Research funding awards at UConn from all sources doubled over the past 5 years, from $184.5 million in 2017 to $376.6 million in 2021. The NSF provided 21% of that money.
“We innovate locally, but our impact is global,” said Interim UConn President Radenka Maric.
Panchanathan was impressed by the 5,000 UConn alumni employed with Raytheon and Pratt and Whitney, and suggested the companies start an aerospace college in partnership with the University.
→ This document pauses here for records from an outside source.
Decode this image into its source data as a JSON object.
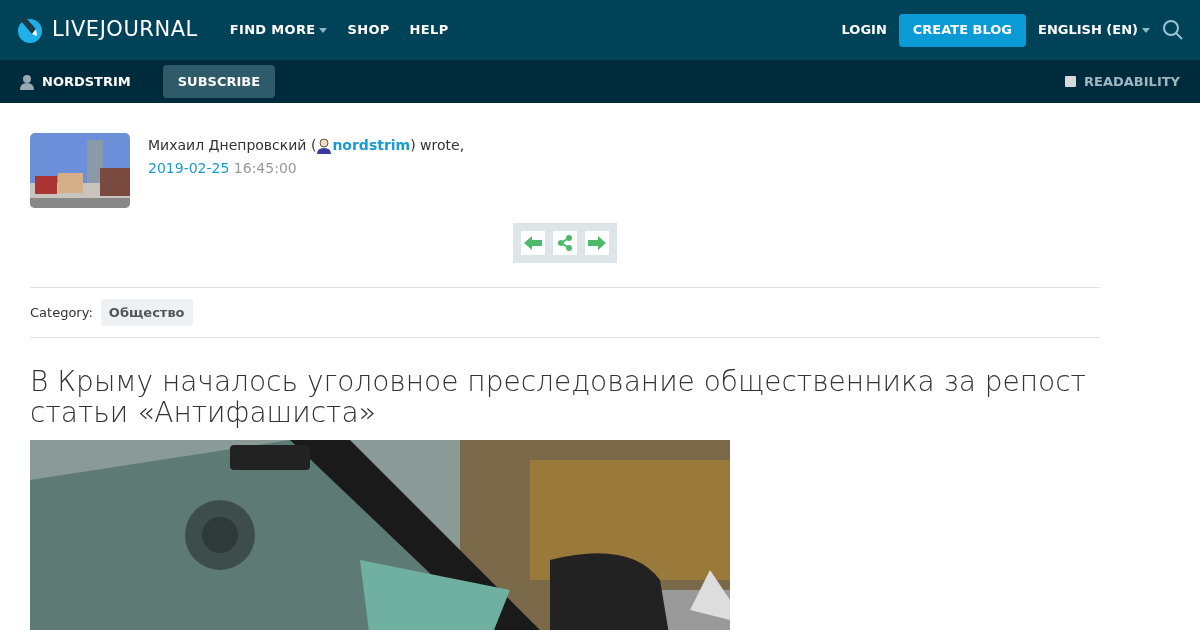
{
  "header": {
    "logo": "LIVEJOURNAL",
    "nav": [
      {
        "label": "FIND MORE",
        "dropdown": true
      },
      {
        "label": "SHOP",
        "dropdown": false
      },
      {
        "label": "HELP",
        "dropdown": false
      }
    ],
    "login": "LOGIN",
    "create": "CREATE BLOG",
    "language": "ENGLISH (EN)"
  },
  "subbar": {
    "user": "NORDSTRIM",
    "subscribe": "SUBSCRIBE",
    "readability": {
      "label": "READABILITY",
      "checked": false
    }
  },
  "post": {
    "author_prefix": "Михаил Днепровский (",
    "username": "nordstrim",
    "author_suffix": ") wrote,",
    "date": "2019-02-25",
    "time": "16:45:00",
    "category_label": "Category:",
    "category": "Общество",
    "title": "В Крыму началось уголовное преследование общественника за репост статьи «Антифашиста»"
  }
}
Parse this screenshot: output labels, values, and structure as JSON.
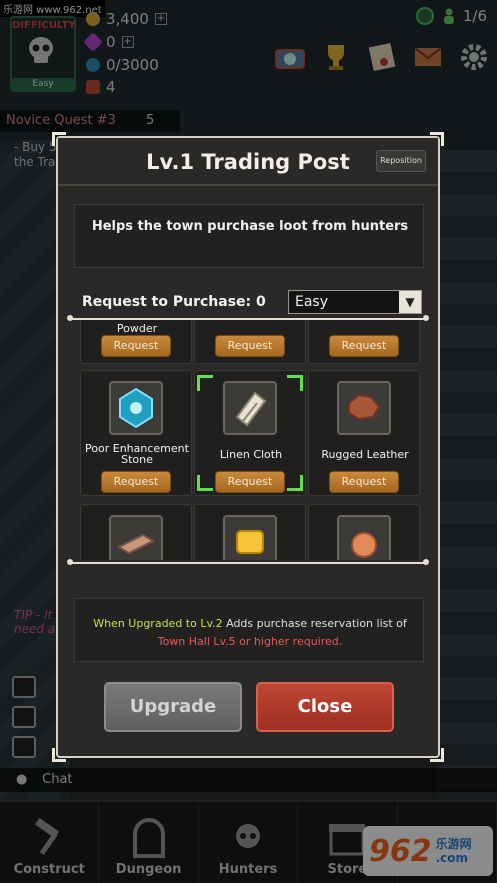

“We are so grateful to the NSF for the investment you have made in Connecticut,” Sen. Chris Murphy said. “And we are so excited about a tsunami of manufacturing work coming to Connecticut,” in part thanks to UConn and its technology startup incubators, as well as the partnerships with companies such as Pratt & Whitney and Raytheon.
“Our partnership with UConn will take us into the future,” said Pratt & Whitney Senior Vice President of Engineering Geoff Hunt. Both Hunt and Raytheon Vice President of Research and Development Andreas Roelofs credited collaborations with UConn for the state’s excellence in complex integrated systems, combustion research, high temperature materials, and advanced manufacturing.
Company founders from Skyre, which focuses on hydrogen energy and recapture, and LambdaVision, which grows artificial retinas, both credited UConn’s Technology Incubation Program (TIP) and NSF’s small business research support for getting their companies off the ground.
“People can invest their resources wherever they want. When they choose to invest with us, that really says something,” said UConn Board of Trustees Chairman Daniel Toscano.
State lawmakers, including senators Cathy Osten, Derek Slap, and Tony Hwang, and representatives Kate Farrar and Jaime Foster, attended the event in person or virtually, as well as U.S. Sen. Richard Blumenthal and U.S. Representatives Joe Courtney and Rosa DeLauro.
“We’re at an inflection point” in the US, and supply chain weaknesses could damage the economy if we do not address them, Courtney said. The talent, innovation and startup businesses generated by UConn’s collaboration with the NSF are part of the solution, the lawmaker said. “We’ve got important work to do.”